The regression discontinuity design showed to be a valid alternative to a randomized controlled trial for estimating treatment effects
journal contribution
posted on 2017-02-01, 00:00authored byIris L Maas, Sandra Nolte, Otto B Walter, Thomas Berger, Martin Hautzinger, Fritz Hohagen, Wolfgang Lutz, Björn Meyer, Johanna Schröder, Christina Späth, Jan Philipp Klein, Steffen Moritz, Matthias Rose
OBJECTIVES: To compare treatment effect estimates obtained from a regression discontinuity (RD) design with results from an actual randomized controlled trial (RCT). STUDY DESIGN AND SETTING: Data from an RCT (EVIDENT), which studied the effect of an Internet intervention on depressive symptoms measured with the Patient Health Questionnaire (PHQ-9), were used to perform an RD analysis, in which treatment allocation was determined by a cutoff value at baseline (PHQ-9 = 10). A linear regression model was fitted to the data, selecting participants above the cutoff who had received the intervention (n = 317) and control participants below the cutoff (n = 187). Outcome was PHQ-9 sum score 12 weeks after baseline. Robustness of the effect estimate was studied; the estimate was compared with the RCT treatment effect.
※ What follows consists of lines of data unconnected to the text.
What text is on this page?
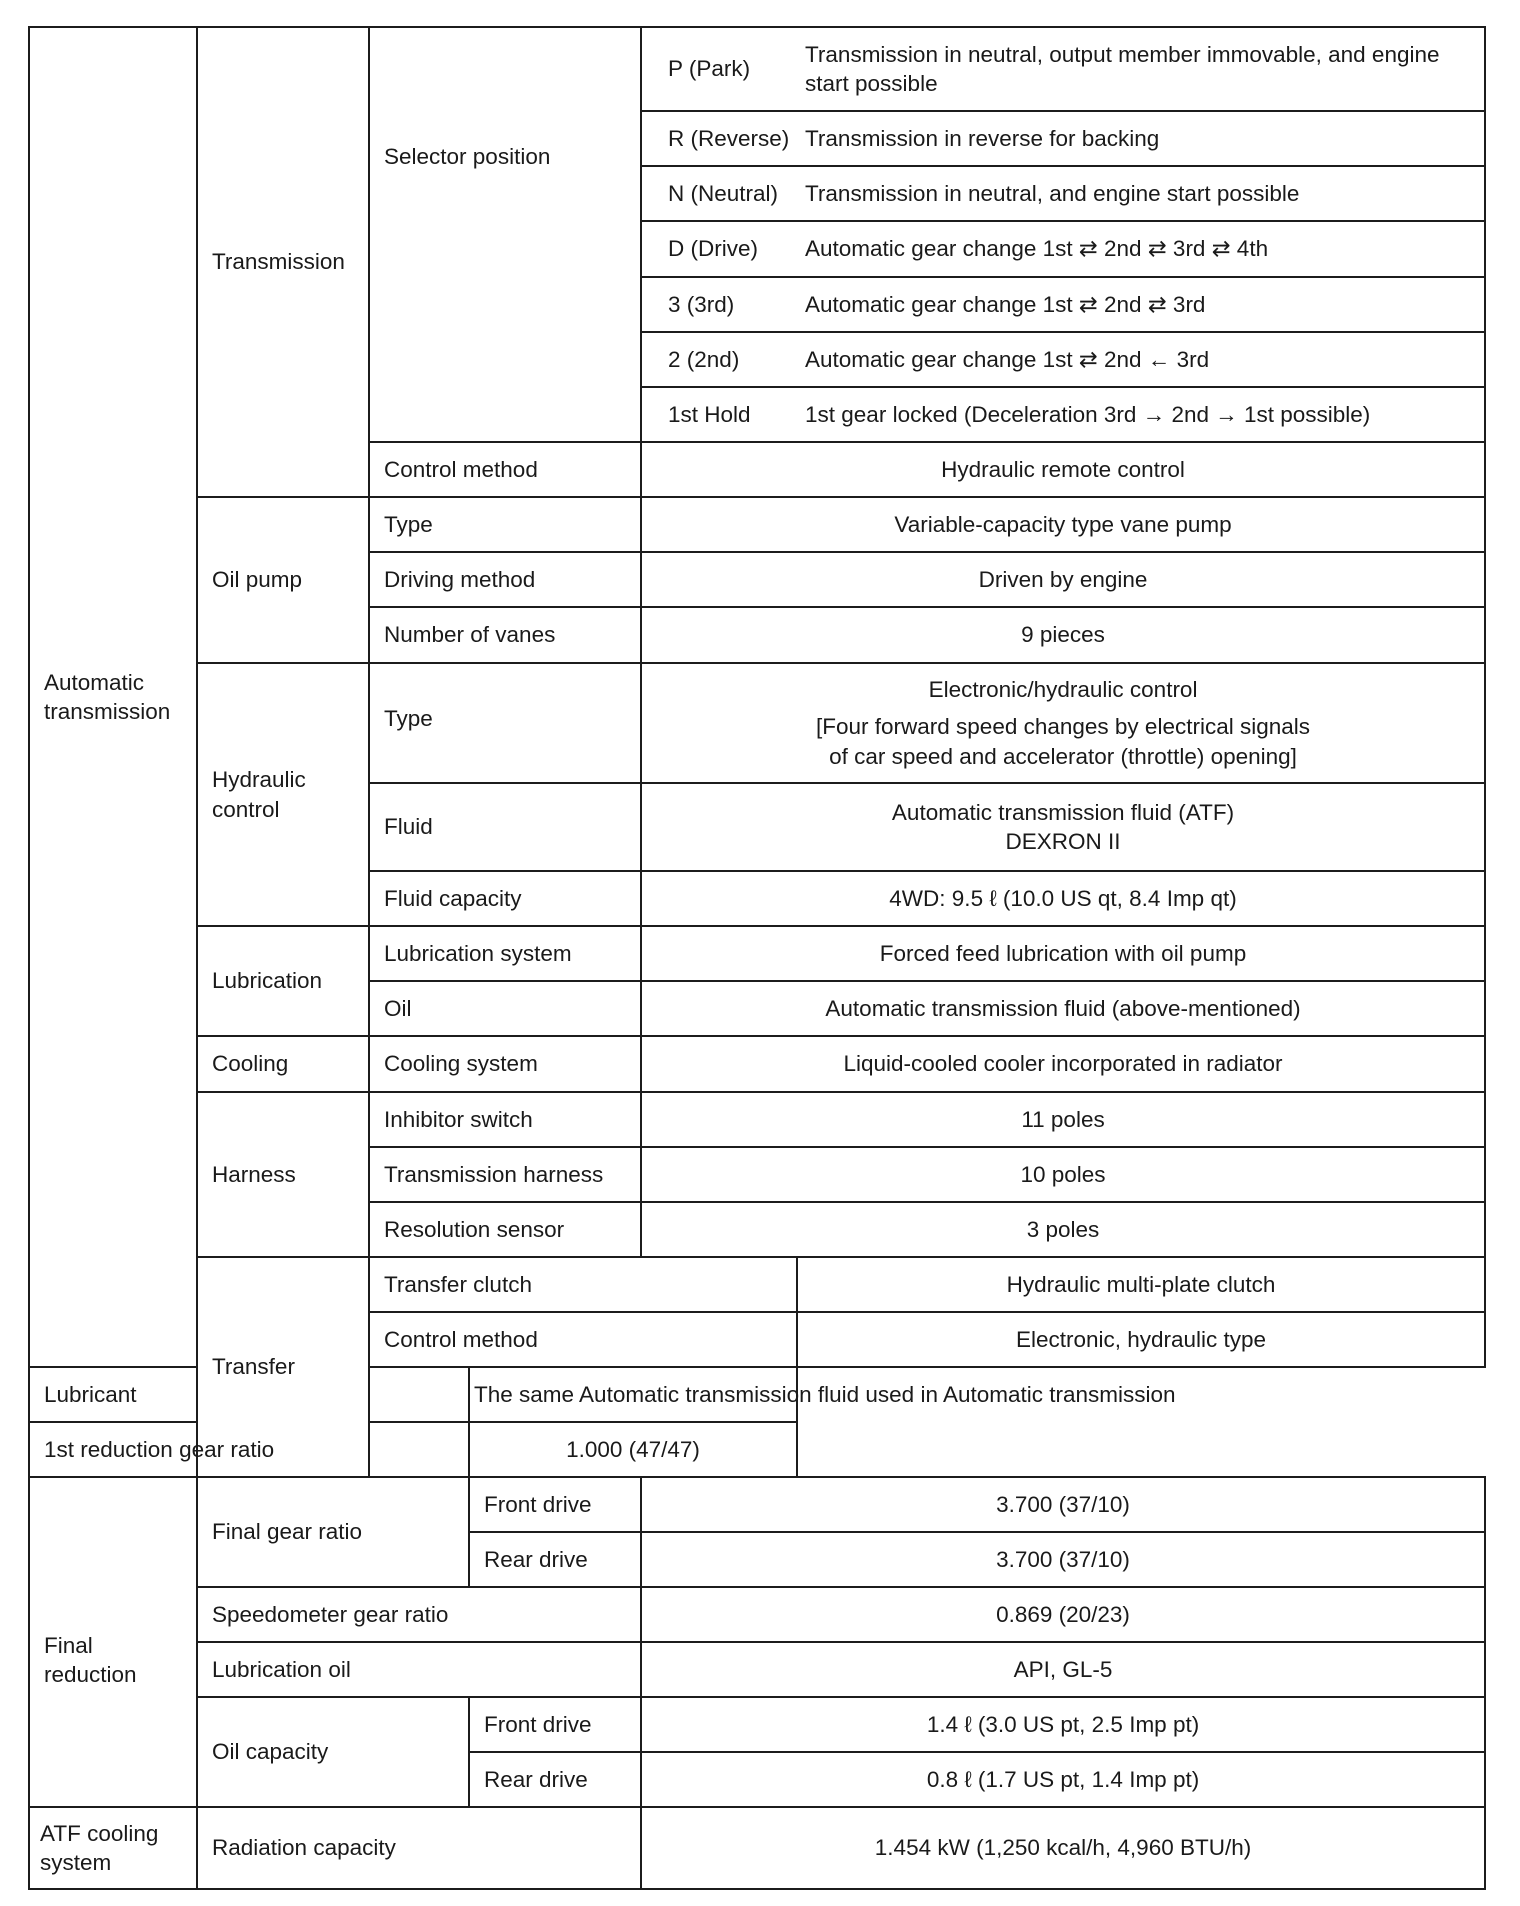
Automatic transmission	Transmission	Selector position		P (Park)	Transmission in neutral, output member immovable, and engine start possible
				R (Reverse)	Transmission in reverse for backing
				N (Neutral)	Transmission in neutral, and engine start possible
				D (Drive)	Automatic gear change 1st ⇄ 2nd ⇄ 3rd ⇄ 4th
				3 (3rd)	Automatic gear change 1st ⇄ 2nd ⇄ 3rd
				2 (2nd)	Automatic gear change 1st ⇄ 2nd ← 3rd
				1st Hold	1st gear locked (Deceleration 3rd → 2nd → 1st possible)
		Control method		Hydraulic remote control	
	Oil pump	Type		Variable-capacity type vane pump	
		Driving method		Driven by engine	
		Number of vanes		9 pieces	
	Hydraulic control	Type		Electronic/hydraulic control
[Four forward speed changes by electrical signals
of car speed and accelerator (throttle) opening]	

		Fluid		Automatic transmission fluid (ATF)
DEXRON II	

		Fluid capacity		4WD: 9.5 ℓ (10.0 US qt, 8.4 Imp qt)	
	Lubrication	Lubrication system		Forced feed lubrication with oil pump	
		Oil		Automatic transmission fluid (above-mentioned)	
	Cooling	Cooling system		Liquid-cooled cooler incorporated in radiator	
	Harness	Inhibitor switch		11 poles	
		Transmission harness		10 poles	
		Resolution sensor		3 poles	
	Transfer	Transfer clutch			Hydraulic multi-plate clutch
		Control method			Electronic, hydraulic type
Lubricant			The same Automatic transmission fluid used in Automatic transmission		
1st reduction gear ratio			1.000 (47/47)		
Final reduction	Final gear ratio		Front drive	3.700 (37/10)	
			Rear drive	3.700 (37/10)	
	Speedometer gear ratio			0.869 (20/23)	
	Lubrication oil			API, GL-5	
	Oil capacity		Front drive	1.4 ℓ (3.0 US pt, 2.5 Imp pt)	
			Rear drive	0.8 ℓ (1.7 US pt, 1.4 Imp pt)	
ATF cooling system	Radiation capacity			1.454 kW (1,250 kcal/h, 4,960 BTU/h)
RESULTS: The final regression model showed a regression coefficient of -2.29 [95% confidence interval (CI): -3.72 to -.85] compared with a treatment effect found in the RCT of -1.57 (95% CI: -2.07 to -1.07). CONCLUSION: Although the estimates obtained from two designs are not equal, their confidence intervals overlap, suggesting that an RD design can be a valid alternative for RCTs. This finding is particularly important for situations where an RCT may not be feasible or ethical as is often the case in clinical research settings.